Labor Link is the first of its kind. It combines open source IVR technology on simple mobile phones with business intelligence software in a completely new way, both for data capture and data visualization, to give marginalized, low-literacy workers a voice (that’s free and does not require literacy or introduce outside technology) and give companies real-time supply chain transparency to drive tangible improvements in working conditions and avoid the preventable tragedies that have killed hundreds of workers.

Please describe who your customers are and how you know they want your product?

Labor Link is already being used by leading companies like Cisco, Disney, HP, Vodafone, and Patagonia, and award-winning social enterprises like VisionSpring and Fair Trade USA. We have also partnered with the Alliance for Bangladesh Worker Safety, an historic consortium of 26 companies, including Walmart, Gap, and Target, to address the issue of worker safety in Bangladesh. Our Labor Link platform is the back-end technology for their Alliance Worker Helpline, which will reach half a million workers in the next 2 years.

In which country does the target population your company serves reside?

Bangladesh

Please comment on the strength of the venture’s leadership:

Listed on the Purpose Economy 100 (PE100), Co-Founder Heather Franzese has worked for 15 years to improve the lives of workers. She launched Fair Trade Certified Apparel in the US, managed CSR for Columbia Sportswear, and holds a Masters from Harvard Kennedy School. Co-Founder Tom Rausch is a tech-for-good expert. Tom designed and deployed a SMS platform to deliver market information to smallholder farmers and microfinance banks in Kenya. He holds degrees from the London School of Economics and University of Wisconsin. Under their leadership, Labor Link has grown to reach 100,000 workers and farmers in 12 countries.

Please describe the impact your company will have or is having, the way that you measure your impact, and the scale you plan to reach?
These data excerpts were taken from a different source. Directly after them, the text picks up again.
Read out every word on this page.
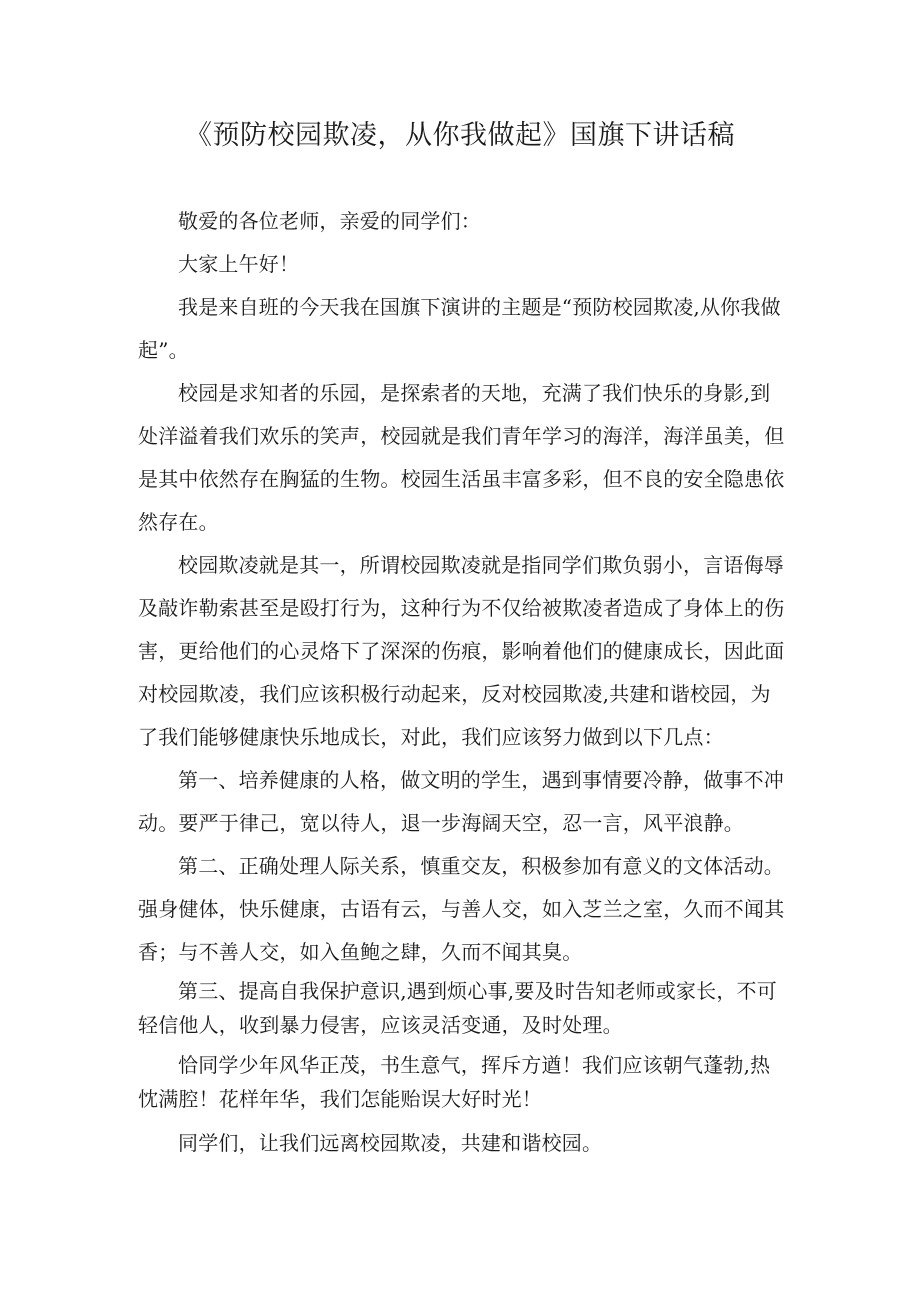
《预防校园欺凌，从你我做起》国旗下讲话稿

敬爱的各位老师，亲爱的同学们：

大家上午好！

我是来自班的今天我在国旗下演讲的主题是“预防校园欺凌,从你我做起”。

校园是求知者的乐园，是探索者的天地，充满了我们快乐的身影,到处洋溢着我们欢乐的笑声，校园就是我们青年学习的海洋，海洋虽美，但是其中依然存在胸猛的生物。校园生活虽丰富多彩，但不良的安全隐患依然存在。

校园欺凌就是其一，所谓校园欺凌就是指同学们欺负弱小，言语侮辱及敲诈勒索甚至是殴打行为，这种行为不仅给被欺凌者造成了身体上的伤害，更给他们的心灵烙下了深深的伤痕，影响着他们的健康成长，因此面对校园欺凌，我们应该积极行动起来，反对校园欺凌,共建和谐校园，为了我们能够健康快乐地成长，对此，我们应该努力做到以下几点：

第一、培养健康的人格，做文明的学生，遇到事情要冷静，做事不冲动。要严于律己，宽以待人，退一步海阔天空，忍一言，风平浪静。

第二、正确处理人际关系，慎重交友，积极参加有意义的文体活动。强身健体，快乐健康，古语有云，与善人交，如入芝兰之室，久而不闻其香；与不善人交，如入鱼鲍之肆，久而不闻其臭。

第三、提高自我保护意识,遇到烦心事,要及时告知老师或家长，不可轻信他人，收到暴力侵害，应该灵活变通，及时处理。

恰同学少年风华正茂，书生意气，挥斥方遒！我们应该朝气蓬勃,热忱满腔！花样年华，我们怎能贻误大好时光！

同学们，让我们远离校园欺凌，共建和谐校园。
Since 2010, Labor Link surveys have reached workplaces that employ 72,365 workers, farmers and artisans in 9 countries. Our aim is to reach a million workers in the next 5 years. By giving workers a free an anonymous reporting channel, we boost livelihoods, enhance worker-management communication, increase financial security, and facilitate empowered decision-making. Vodafone and Accenture recently released a report called “Connected Worker: How mobile technology can improve working life in emerging economies.” The report specifically cites Labor Link as a model for a new type of mobile-enabled worker engagement. They estimate that by 2020, this type of mobile worker communication has the potential to benefit 18 million workers globally and boost livelihoods by $2.1 billion annually.

How is your organization innovative? Have collaborations with others enabled that innovation?

Labor Link is an innovation in the fields of labor standards and economic development. The voice-based approach allows even those with basic feature phones and/or without literacy to participate at no cost to them. Today, most companies rely on third-party social auditing to police working conditions – a top-down, costly, and highly subjective approach. Labor Link introduces interactive voice response (IVR) technology to achieve cost savings between 67%-80% over in-person interviews or pen and paper surveys. Unlike other platforms that capture data through smartphone or tablet, Labor Link uses basic feature phones and does not require any outside technology, which is more sustainable and appropriate in a village context. Unlike SMS-based interventions, Labor Link also does not require literacy.